I would like to prevent the key from being "stored/logged" anywhere for obvious reasons. Is there some way to modify the logging level? Any way to modify the logs if a certain string is found? Maybe some other method that I should use?

 

I appreciate any advice.

This topic has been closed for replies.

1 reply

BKBK
Community Expert
BKBKCommunity Expert
Community Expert
May 1, 2023

Let's first get one thing out of the way. Placing a key into a cfhttpparam of type url is the same as appending Key=Value to the URL after the question-mark.

 

The behaviour you observe - logging of URL requests, including URL parameters - is so by design. Not only in ColdFusion. That is typical of every application server.

 

You will see that behaviour in browsers, too. They will save the entire URL request, including query-string, in their history. Cfhttp is essentially a browser. 

 

The moral is clear.

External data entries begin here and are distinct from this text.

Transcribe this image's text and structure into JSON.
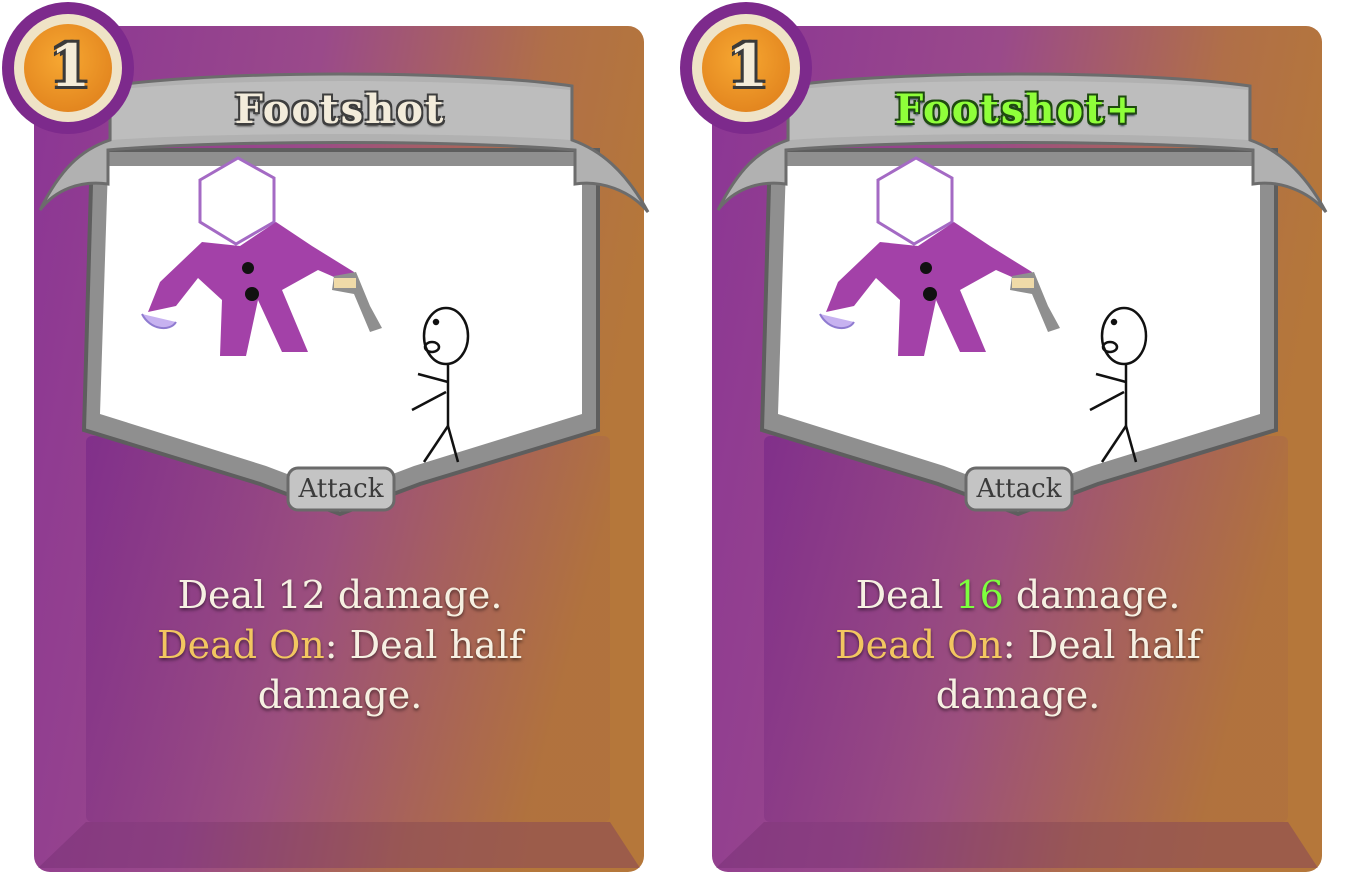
{
  "cards": [
    {
      "cost": "1",
      "name": "Footshot",
      "type": "Attack",
      "desc_pre": "Deal ",
      "damage": "12",
      "desc_mid": " damage.",
      "keyword": "Dead On",
      "desc_post": ": Deal half damage.",
      "upgraded": false
    },
    {
      "cost": "1",
      "name": "Footshot+",
      "type": "Attack",
      "desc_pre": "Deal ",
      "damage": "16",
      "desc_mid": " damage.",
      "keyword": "Dead On",
      "desc_post": ": Deal half damage.",
      "upgraded": true
    }
  ],
  "colors": {
    "card_purple": "#8a3a95",
    "card_orange": "#b87a3a",
    "keyword": "#f2c660",
    "upgrade_green": "#7dff3e",
    "frame_gray": "#a9a9a9"
  }
}
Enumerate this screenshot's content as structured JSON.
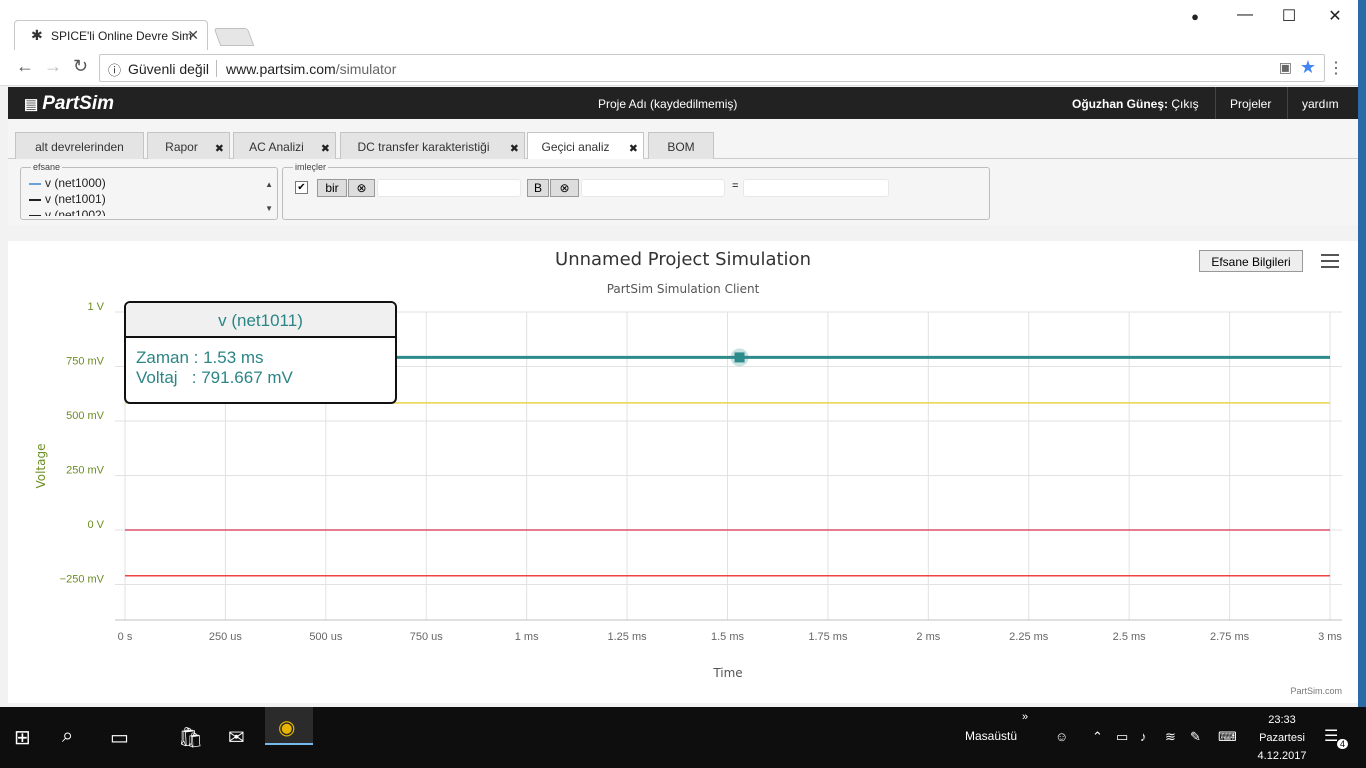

You should

  1. Pass the key in the body of the cfhttp request, instead of as URL parameter, if you don't want the key to be logged.
  2. Use HTTPS, if you don't want unauthorized access to the URL data during the request.
  3.  Use file or directory permissions to restrict access to the ColdFusion logs, if you have no choice but to use URL parameters. 

 

These two resources offer you more information:

https://stackoverflow.com/questions/2629222/are-querystring-parameters-secure-in-https-http-ssl

https://blog.httpwatch.com/2009/02/20/how-secure-are-query-strings-over-https/

 

A
anthonyh10294258Author
Participant
May 5, 2023

Thank you for the response, I appreciate the infomation you gave. That all makes sense. It sounds like there is no way to improve upon what I'm already doing, unless I'm given another way to authenticate from our vendor. 

 

I'm still suprised that there isn't a way to create filters for these logs, or adjust the logging level.

BKBK
Community Expert
BKBKCommunity Expert
Community Expert
May 9, 2023

I do believe that it is possible to create filters for the logs. But you probably will have to tinker with the underlying Java classes. For example, classes like java.util.logging.Filter, java.util.logging.Logger and java.util.logging.LogRecord.

 

Search the WWW. You might find code examples or even complete log-filtering tools.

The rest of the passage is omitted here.